We took a long drive today and it reminded me of a drive you and I once took. We were right along the border, those few kilometers where you can see the other side and the soldiers are fewer. It is the kind of place where you can choose how you would be most likely to die, and even convince yourself you might survive. That bridge seems to go on forever, and the water is deeper than it looks with all those dead trees growing out of it. The sky goes that certain shade of pink and blue in the winter when the sun is setting, which takes an eternity. I remember the clouds, they looked like a gigantic whale spread out before us, diving into the sun. The water gets that perfect reflection, like a mirror with thin ripples making stripes where the supports for the bridge meet the water. You look out to either side and it goes on forever. But the strangest part of the beauty are the trees, they look like they are painted with black ink, just like that French artist you love so well. People used to try to swim under the bridges before they fenced it underwater, and a lot of people drowned even then. You can still see some ropes hanging from the sides of them too. Remember when we watched that first evacuation? People climbing on top of each other to get out. Those who make the stone wall probably got away that way. The rest are living inside of those trees, reaching up for the sunset whale.

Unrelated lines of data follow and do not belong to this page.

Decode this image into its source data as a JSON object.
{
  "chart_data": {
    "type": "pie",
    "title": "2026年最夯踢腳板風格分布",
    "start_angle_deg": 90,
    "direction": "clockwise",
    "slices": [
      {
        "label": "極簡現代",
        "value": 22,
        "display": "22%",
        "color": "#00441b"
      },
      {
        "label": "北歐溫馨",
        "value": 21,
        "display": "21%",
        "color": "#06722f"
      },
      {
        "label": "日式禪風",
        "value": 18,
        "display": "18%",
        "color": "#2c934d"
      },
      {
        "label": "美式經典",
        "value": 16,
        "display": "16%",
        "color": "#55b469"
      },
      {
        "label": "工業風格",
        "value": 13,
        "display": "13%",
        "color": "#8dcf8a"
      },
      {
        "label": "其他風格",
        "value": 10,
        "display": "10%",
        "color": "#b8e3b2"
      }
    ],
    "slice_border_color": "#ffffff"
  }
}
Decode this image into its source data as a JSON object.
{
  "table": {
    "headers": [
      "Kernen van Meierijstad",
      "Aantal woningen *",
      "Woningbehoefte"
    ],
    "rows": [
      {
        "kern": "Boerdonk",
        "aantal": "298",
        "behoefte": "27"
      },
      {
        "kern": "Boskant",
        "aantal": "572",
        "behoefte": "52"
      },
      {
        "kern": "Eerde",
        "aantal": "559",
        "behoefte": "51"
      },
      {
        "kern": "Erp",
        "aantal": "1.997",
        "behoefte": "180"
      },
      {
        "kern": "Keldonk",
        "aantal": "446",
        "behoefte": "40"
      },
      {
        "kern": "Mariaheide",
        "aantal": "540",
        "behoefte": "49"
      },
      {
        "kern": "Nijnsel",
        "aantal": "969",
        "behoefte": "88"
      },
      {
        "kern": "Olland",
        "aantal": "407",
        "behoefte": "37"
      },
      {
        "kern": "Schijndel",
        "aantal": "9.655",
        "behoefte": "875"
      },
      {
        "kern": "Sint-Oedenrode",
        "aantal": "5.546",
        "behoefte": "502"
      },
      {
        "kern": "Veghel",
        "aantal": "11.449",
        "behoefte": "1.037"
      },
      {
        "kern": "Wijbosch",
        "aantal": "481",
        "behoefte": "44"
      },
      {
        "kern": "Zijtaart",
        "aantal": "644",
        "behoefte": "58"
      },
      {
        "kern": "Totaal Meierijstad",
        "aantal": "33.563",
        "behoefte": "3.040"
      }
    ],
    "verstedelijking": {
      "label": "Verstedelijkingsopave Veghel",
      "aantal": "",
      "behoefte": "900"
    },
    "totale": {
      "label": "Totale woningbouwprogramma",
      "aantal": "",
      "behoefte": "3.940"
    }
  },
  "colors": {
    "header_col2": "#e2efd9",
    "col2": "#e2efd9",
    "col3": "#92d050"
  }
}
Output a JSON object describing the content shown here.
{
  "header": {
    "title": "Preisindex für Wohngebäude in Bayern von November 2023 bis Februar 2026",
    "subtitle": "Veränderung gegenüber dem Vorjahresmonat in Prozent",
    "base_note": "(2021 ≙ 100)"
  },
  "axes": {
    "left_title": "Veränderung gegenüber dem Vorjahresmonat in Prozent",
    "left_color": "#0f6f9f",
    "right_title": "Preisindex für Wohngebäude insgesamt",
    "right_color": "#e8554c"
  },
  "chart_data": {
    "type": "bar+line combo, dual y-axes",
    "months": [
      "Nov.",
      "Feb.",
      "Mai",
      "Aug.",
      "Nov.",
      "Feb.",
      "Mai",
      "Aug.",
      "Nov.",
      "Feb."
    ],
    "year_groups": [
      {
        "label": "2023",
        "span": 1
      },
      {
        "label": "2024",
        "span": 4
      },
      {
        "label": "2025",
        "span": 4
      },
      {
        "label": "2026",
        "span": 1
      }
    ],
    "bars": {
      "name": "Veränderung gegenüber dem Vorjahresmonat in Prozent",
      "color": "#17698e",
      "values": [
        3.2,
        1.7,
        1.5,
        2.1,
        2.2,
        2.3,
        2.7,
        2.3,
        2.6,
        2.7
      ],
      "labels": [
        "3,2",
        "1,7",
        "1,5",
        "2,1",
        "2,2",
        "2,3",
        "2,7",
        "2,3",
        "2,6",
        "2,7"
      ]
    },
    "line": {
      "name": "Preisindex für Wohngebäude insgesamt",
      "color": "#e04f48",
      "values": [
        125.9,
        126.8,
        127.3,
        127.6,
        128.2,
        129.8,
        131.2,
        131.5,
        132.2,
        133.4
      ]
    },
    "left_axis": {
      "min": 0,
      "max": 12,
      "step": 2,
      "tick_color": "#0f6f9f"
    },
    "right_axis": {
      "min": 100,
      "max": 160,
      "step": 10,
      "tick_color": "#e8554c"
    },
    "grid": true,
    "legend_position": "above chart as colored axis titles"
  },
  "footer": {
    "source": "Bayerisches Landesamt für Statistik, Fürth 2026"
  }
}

Freedom is for both of us, and that means both of us together. When you held me that last time we could already hear the shouting soldiers, and you pushed me because you knew I would not run otherwise. I cannot imagine we will ever see one another again, but I think we will, we must. But I still cannot imagine it. Everything we have done leads up to it. I am in trouble here, and you cannot possibly come. Climb to the top of something tall and shout my name. I will be listening.
Written on a bar napkin, unfolded once, in black pen:
So Billy One-Shoe is dead. I will miss him and his funny walk. Now we have William Sandleman, and I can only imagine what kind of character he will be. He looks like he will enjoy boats and parties by the beach.
Written on the same bar napkins, also unfolded once, apparently same pen:
Caprese surprises me at every turn. Maybe she should not, she has been at this long enough to know about which tactics make the most sense. She complained that the other countries do a better job at unrest, when they take to the streets, they really mean it. She asked me a little about what it was like back home, and I told her those demonstrations could get scary, but we always have them outnumbered. She liked that, always having the numbers. She said a few things about solidarity in her usual, pleasant way. She is an absolute killer, just devastating at what she does, but it is nearly always with a smile. Then she asked if we could just set a fucking car on fire, and I threw back my head and laughed like I have not laughed in years. Those are the very best laughs. She kissed my forehead like a little boy and I thought about my molotov cocktail recipe.